People we spoke with told us that they were aware of their care plan and that their care plan and assessed care needs were reviewed.

People we spoke with told us that they were satisfied with the care that they receive and have no complaints or concerns about the care staff who visit them. People told us that they are informed on how to make a complaint or raise a concern. These people told us that they knew how to make a complaint and felt that should they do so they would be listened to and action would be taken.

People were aware that the agency holds records regarding them and that the care staff regularly update records.

11, 15 March 2011

During a routine inspection

We received a variety of comments from people who use the service regarding the staffing arrangements. Some people told us that the staff that visit them are good timekeepers, whilst others reported that often their visits are late or missed altogether. One person commented that the agency is flexible around the times of visits and will rearrange the visit to a more convenient time if necessary to accommodate appointments they may have.

One person said that they do not feel rushed during the visit and that they always stay for the allotted time. Another person disagreed with this and said that the carers rarely stayed for the full amount of time

People were positive about the carers themselves and several people commented that they had no complaint about them as individuals and the care provided.
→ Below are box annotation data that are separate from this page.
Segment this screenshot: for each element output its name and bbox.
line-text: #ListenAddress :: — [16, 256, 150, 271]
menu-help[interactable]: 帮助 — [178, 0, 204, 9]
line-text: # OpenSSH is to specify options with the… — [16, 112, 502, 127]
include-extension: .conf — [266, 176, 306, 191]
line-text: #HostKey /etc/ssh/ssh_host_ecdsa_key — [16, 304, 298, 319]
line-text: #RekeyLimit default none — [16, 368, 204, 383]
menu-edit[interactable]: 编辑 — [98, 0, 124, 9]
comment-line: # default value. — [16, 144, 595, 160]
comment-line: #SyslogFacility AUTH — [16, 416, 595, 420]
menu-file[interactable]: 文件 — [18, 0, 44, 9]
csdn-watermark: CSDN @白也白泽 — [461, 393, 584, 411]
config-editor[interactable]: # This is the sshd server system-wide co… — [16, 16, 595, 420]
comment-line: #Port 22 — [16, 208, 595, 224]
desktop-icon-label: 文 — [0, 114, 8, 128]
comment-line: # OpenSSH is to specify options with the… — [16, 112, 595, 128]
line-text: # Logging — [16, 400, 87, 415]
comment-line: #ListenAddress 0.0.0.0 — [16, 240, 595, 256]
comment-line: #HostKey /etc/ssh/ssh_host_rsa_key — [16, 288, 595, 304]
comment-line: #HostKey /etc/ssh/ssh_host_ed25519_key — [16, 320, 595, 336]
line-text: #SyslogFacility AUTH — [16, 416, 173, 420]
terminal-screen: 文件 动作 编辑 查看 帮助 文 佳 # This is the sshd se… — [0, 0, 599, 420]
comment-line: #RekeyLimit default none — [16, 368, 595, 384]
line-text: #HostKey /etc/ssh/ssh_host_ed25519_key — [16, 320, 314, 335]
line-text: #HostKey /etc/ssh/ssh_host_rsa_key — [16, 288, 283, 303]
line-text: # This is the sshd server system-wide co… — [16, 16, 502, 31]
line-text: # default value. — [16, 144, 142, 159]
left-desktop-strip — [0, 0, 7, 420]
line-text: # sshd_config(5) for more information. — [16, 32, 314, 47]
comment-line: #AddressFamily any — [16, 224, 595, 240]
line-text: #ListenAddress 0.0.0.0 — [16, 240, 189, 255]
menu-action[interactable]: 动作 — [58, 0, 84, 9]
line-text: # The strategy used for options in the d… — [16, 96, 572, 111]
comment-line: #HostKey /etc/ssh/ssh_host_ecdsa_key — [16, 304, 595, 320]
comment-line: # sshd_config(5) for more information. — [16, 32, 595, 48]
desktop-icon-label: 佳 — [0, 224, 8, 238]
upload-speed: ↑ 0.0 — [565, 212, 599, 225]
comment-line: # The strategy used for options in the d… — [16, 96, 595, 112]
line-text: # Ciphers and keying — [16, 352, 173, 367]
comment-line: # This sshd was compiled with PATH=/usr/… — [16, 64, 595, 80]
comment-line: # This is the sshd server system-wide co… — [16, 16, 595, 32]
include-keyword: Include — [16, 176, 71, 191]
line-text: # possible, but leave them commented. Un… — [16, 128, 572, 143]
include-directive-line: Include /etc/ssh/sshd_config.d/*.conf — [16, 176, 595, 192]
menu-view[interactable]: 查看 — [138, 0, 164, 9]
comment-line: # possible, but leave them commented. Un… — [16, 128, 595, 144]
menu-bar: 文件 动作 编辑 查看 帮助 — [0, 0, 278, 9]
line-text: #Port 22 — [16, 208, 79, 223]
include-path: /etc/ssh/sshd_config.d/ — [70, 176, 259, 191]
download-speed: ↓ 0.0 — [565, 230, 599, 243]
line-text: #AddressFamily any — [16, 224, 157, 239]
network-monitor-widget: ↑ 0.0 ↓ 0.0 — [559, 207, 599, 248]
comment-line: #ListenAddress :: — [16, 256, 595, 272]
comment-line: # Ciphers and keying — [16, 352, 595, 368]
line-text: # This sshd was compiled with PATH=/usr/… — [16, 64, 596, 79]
There were several negative comments made to us about the organisation and management of the agency. These ranged from the manner in which the office staff spoke to people and the poor management of the rota.

Information from people was not consistent regarding the visits from the senior staff to assess the service being provided. One person told us they have regular visits from managers to review the service provided, so this person was confident that the agency and staff are fully aware of his needs. Another person said that supervisors rarely visited and another person was not aware that a quality assurance visit had ever been carried out.

People we spoke with were aware of their care plans and some people were able to advise us of their involvement in the development of this document.

Some people commented that carers always wears gloves and aprons although there were concerns highlighted to us by people who use the service and their representatives regarding staff not wearing gloves and aprons or not changing them between providing personal care and meal preparation. Another person said only one carer washed their hands before preparing food. People also commented on the fact that the care staff do not wear uniforms, although one person said that the carers who visited them were always very smartly dressed.